Buffy Sainte-Marie’s Indigenous Identity Questioned in New Report
A new Canadian Broadcast Corporation investigation has raised questions about the Indigenous identity of Buffy Sainte-Marie.
The singer-songwriter, considered to be the first Indigenous Oscar winner for co-writing the song “Up Where We Belong” from 1982’s “An Officer and a Gentleman,” has long claimed she was born on a Piapot Cree reservation in 1941 in the Canadian province of Saskatchewan. Sainte-Marie was then adopted by white parents as part of a Canadian government policy known as the Sixties Scoop.
The CBC countered these details in a report published Friday, along with an accompanying episode of the documentary series “The Fifth Estate.” In the report, several of Sainte-Marie’s family members “believe her story is an elaborate fabrication,” which is supported by documents obtained by the CBC. Among these documents is Sainte-Marie’s Stoneham, Mass., birth certificate saying she was born as Beverly Jean Santamaria to parents of European ancestry. The CBC had the document authenticated by Stoneham town clerk Maria Sagarino.
On Thursday, ahead of the report and documentary from the CBC, Sainte-Marie issued both a written and video statement on social media.
“I am proud of my Indigenous-American family, and the deep ties I have to Canada and my Piapot family,” Sainte-Marie wrote. As a young adult, Sainte-Marie was adopted by members of the Piapot First Nation in Saskatchewan, in accordance with Cree law and customs.
She added, “My Indigenous identity is rooted in a deep connection to a community which has had a profound role shaping my life and my work. For my entire life, I have championed Indigenous, and Native American causes when nobody else would, or had the platform to do so.
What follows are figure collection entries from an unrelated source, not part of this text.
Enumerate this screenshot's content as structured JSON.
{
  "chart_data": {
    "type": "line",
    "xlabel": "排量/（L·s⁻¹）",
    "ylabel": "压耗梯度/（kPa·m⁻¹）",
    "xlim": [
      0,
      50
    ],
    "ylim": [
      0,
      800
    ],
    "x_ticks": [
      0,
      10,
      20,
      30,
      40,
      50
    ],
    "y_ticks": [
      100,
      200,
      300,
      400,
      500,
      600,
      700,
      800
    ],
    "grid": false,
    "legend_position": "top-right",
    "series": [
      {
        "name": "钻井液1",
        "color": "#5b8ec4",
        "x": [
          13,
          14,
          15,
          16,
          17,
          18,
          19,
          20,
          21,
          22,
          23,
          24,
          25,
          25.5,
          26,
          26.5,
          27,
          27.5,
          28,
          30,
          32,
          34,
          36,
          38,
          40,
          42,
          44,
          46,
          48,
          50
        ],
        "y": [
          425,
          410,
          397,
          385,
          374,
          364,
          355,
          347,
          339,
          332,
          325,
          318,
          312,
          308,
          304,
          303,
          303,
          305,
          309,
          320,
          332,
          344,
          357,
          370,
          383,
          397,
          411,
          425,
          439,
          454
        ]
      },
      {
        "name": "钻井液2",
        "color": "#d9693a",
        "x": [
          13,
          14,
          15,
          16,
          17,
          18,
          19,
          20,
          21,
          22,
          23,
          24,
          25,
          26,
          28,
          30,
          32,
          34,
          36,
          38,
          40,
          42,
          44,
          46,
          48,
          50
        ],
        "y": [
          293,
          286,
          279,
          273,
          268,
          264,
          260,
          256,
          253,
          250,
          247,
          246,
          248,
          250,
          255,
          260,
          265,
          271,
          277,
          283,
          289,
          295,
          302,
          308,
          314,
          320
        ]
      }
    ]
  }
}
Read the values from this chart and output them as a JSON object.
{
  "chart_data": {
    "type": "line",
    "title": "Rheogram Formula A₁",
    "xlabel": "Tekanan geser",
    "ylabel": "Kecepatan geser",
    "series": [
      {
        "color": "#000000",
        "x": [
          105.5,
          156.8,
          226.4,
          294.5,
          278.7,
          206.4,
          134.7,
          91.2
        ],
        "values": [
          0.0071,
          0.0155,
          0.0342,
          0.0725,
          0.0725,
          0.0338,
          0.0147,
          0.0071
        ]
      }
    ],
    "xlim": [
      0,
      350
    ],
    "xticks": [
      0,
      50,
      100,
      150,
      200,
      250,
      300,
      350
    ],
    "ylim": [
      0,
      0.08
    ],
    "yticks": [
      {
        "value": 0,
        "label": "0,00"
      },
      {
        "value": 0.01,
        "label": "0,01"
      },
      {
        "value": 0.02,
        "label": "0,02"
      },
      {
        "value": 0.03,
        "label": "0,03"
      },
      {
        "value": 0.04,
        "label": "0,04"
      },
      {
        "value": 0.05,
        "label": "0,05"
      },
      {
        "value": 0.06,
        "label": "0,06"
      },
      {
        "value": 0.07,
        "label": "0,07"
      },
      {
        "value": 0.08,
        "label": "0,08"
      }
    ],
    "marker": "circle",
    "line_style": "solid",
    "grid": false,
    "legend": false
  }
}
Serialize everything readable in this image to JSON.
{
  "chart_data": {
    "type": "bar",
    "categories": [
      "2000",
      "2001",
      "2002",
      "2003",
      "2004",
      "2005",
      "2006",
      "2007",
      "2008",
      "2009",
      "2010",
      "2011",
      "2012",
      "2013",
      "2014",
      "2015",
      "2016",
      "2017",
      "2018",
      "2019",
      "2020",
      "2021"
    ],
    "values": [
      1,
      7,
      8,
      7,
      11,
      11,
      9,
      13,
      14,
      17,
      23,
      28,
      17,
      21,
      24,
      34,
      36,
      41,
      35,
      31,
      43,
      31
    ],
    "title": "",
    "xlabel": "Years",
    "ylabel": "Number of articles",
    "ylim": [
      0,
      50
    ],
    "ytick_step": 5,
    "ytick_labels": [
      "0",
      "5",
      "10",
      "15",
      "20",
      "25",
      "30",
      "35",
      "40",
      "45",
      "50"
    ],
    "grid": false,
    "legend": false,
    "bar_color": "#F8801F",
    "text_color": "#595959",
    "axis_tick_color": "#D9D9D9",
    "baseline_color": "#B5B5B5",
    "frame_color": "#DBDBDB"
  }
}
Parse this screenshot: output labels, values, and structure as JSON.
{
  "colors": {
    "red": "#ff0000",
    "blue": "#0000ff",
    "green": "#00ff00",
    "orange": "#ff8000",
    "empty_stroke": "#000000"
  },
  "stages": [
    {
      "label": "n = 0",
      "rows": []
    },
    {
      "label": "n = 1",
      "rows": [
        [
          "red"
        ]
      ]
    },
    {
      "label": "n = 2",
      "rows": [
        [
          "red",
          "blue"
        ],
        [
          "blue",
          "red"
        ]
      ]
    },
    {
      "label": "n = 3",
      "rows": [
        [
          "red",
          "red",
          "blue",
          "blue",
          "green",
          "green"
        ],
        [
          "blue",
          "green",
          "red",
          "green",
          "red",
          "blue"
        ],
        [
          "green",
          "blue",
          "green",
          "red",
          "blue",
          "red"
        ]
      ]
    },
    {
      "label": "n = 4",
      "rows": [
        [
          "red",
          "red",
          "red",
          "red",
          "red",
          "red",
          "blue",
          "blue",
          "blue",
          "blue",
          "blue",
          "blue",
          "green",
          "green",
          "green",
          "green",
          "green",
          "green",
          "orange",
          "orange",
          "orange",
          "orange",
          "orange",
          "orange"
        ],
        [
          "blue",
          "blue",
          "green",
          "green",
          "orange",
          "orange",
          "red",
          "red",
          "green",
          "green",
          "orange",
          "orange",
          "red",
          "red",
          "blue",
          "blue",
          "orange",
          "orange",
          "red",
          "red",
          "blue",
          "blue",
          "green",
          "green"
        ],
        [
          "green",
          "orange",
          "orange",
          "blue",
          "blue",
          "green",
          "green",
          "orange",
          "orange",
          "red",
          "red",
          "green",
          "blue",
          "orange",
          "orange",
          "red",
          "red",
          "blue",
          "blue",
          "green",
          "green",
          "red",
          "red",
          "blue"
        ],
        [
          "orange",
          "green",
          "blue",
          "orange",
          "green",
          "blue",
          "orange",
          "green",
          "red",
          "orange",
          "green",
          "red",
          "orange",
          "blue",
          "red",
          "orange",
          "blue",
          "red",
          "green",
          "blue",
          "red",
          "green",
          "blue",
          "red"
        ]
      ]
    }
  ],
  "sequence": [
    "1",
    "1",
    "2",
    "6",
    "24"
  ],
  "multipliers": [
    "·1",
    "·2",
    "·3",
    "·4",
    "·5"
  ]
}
I am proud to have been able to speak up for Indigenous issues.”
After researching newspaper reports from the beginning of Sainte-Marie’s career in 1963, the CBC learned that “in the space of those 10 months, she was referred to as Algonquin, full-blooded Algonquin, Mi’kmaq, half-Mi’kmaq and Cree.”
Lawyer and “Indigenous identity fraud” expert Jean Teillet said a particular warning sign of those not telling the truth about their ancestry is “shifting Indigenous identities.” According to Teillet, Mi’kmaq live on the East Coast, Algonquin people are from Ontario and northern Quebec and Cree people are primarily from the Prairies, so it’s unlikely to mistake one for the other since they hail from different regions of Canada.